By stepping into the field and stepping up to play, my kids thought I was a superhero.

That New Zealand sporting heroes really love helping out and putting their bodies on the line for a cause that is worthy.

That waiting rooms are weird places. I keep waiting to see a poster of a cat holding onto a branch in a tree with the saying “hang in there”. They always seem to feel like a room from the 1980s.

Why do we always say “I’m good” when people ask how we are? Obviously, we both know I’m here for an x-ray so I’m not that good.

Finally, I’m reminded that despite thinking I’m still in my late 20s early 30s, my body sure feels like I’m in my 50s today, three days after the event.

I had an amazing weekend hanging out with “childhood” sporting heroes, some of whom were a lot smaller than I’d thought. Some are much bigger in real life than I could have imagined, but all of them were kind, generous and love New Zealand with a passion.

So as I sit here, waiting to see what damage my mortal body has had inflicted upon it, I ponder which stories I shall tell my grandchildren – that I used to play rugby against Ali Williams, Carlos Spencer, Pita Alatini, or that I played rugby with Troy Flavell and Brendan Laney.
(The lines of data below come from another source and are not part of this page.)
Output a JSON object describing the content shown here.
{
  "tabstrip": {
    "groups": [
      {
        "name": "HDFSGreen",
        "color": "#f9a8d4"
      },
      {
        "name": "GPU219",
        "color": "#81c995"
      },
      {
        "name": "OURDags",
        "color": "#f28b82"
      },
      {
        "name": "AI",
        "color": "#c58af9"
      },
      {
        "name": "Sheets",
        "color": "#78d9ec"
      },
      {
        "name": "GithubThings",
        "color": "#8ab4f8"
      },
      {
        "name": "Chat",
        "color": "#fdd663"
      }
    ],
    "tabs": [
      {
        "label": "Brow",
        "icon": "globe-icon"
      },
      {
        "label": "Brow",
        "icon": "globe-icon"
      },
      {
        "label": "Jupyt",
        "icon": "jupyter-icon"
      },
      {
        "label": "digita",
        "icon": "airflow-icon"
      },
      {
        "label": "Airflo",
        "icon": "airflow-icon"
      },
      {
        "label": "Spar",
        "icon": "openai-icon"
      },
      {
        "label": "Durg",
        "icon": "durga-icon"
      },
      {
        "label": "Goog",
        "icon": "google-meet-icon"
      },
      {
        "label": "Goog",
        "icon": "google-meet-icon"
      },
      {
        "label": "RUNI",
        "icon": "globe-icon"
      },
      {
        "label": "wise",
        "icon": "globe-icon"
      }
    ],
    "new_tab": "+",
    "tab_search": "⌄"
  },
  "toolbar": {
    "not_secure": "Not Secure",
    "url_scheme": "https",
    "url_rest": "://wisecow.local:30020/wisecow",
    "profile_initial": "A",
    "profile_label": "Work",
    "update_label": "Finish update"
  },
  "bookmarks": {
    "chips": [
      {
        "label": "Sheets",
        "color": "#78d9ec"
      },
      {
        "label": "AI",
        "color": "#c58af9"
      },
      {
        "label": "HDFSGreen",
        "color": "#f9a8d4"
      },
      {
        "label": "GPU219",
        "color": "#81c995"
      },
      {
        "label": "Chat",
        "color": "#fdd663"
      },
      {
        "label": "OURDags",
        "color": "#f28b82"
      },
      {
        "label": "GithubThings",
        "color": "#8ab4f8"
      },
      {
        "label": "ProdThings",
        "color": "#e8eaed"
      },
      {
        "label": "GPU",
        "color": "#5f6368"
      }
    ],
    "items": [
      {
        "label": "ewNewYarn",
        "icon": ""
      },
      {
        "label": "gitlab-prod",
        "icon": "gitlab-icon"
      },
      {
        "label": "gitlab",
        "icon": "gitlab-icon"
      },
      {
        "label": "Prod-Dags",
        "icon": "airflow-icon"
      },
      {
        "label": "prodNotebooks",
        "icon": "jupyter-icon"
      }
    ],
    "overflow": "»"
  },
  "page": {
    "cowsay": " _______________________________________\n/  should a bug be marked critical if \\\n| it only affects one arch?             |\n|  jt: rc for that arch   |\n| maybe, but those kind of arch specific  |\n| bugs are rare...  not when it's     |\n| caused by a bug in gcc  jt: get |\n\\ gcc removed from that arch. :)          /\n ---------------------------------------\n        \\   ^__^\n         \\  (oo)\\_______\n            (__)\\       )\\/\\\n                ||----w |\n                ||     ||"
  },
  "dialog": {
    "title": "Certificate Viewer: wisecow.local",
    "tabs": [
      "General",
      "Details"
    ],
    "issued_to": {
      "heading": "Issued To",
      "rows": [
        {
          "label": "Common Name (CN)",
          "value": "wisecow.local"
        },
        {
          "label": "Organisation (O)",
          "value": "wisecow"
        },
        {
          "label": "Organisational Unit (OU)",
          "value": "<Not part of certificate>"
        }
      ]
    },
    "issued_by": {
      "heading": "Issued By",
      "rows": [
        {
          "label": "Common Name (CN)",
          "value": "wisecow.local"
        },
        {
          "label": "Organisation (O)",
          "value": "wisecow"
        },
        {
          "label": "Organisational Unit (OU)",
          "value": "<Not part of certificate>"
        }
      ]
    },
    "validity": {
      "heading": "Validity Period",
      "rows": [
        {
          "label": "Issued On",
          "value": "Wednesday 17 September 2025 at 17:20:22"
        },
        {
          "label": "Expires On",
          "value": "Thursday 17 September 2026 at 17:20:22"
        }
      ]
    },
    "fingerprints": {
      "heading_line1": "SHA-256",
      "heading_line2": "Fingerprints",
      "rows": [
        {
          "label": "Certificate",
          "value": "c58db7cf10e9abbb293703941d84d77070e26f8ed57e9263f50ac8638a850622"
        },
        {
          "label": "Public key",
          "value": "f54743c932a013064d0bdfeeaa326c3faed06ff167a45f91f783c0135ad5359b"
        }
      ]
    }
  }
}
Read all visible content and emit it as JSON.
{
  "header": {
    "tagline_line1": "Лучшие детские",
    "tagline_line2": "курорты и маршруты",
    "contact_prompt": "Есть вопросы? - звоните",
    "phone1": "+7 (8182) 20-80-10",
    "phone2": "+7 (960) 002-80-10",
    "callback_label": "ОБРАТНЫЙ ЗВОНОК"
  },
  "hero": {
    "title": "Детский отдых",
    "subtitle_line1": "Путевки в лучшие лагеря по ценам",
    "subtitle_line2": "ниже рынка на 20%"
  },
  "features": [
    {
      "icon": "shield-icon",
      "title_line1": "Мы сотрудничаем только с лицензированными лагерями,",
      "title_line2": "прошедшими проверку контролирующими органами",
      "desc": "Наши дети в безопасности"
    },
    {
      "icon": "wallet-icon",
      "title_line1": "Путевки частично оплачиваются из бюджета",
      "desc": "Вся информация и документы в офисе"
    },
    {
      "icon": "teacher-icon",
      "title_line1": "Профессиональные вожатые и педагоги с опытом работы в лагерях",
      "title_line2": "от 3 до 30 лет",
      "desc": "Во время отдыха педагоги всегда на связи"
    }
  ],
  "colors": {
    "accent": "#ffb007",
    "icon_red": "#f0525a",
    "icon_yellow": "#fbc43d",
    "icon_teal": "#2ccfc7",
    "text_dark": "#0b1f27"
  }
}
The night was capped off with a gala event in which former All Blacks coach Sir Graham Henry and other rugby royalty told stories, shared memories and made us all laugh out loud. But what brought a tear to my eye, was that during the day, and in the evening, people said that they didn’t know Blair but they knew his story and wanted to be a part of it. They wanted to challenge the system, to roll their sleeves up and make a difference, because they all knew someone who the system had failed and they didn’t want that to happen to anyone else. So make sure that you do two things:

Get a check up (especially you men).

Trust your body, you know it best, and if something’s not right keep pushing back against the system ‘til someone listens. It could save your life.

Side note: Troy Flavell can dance quite well too.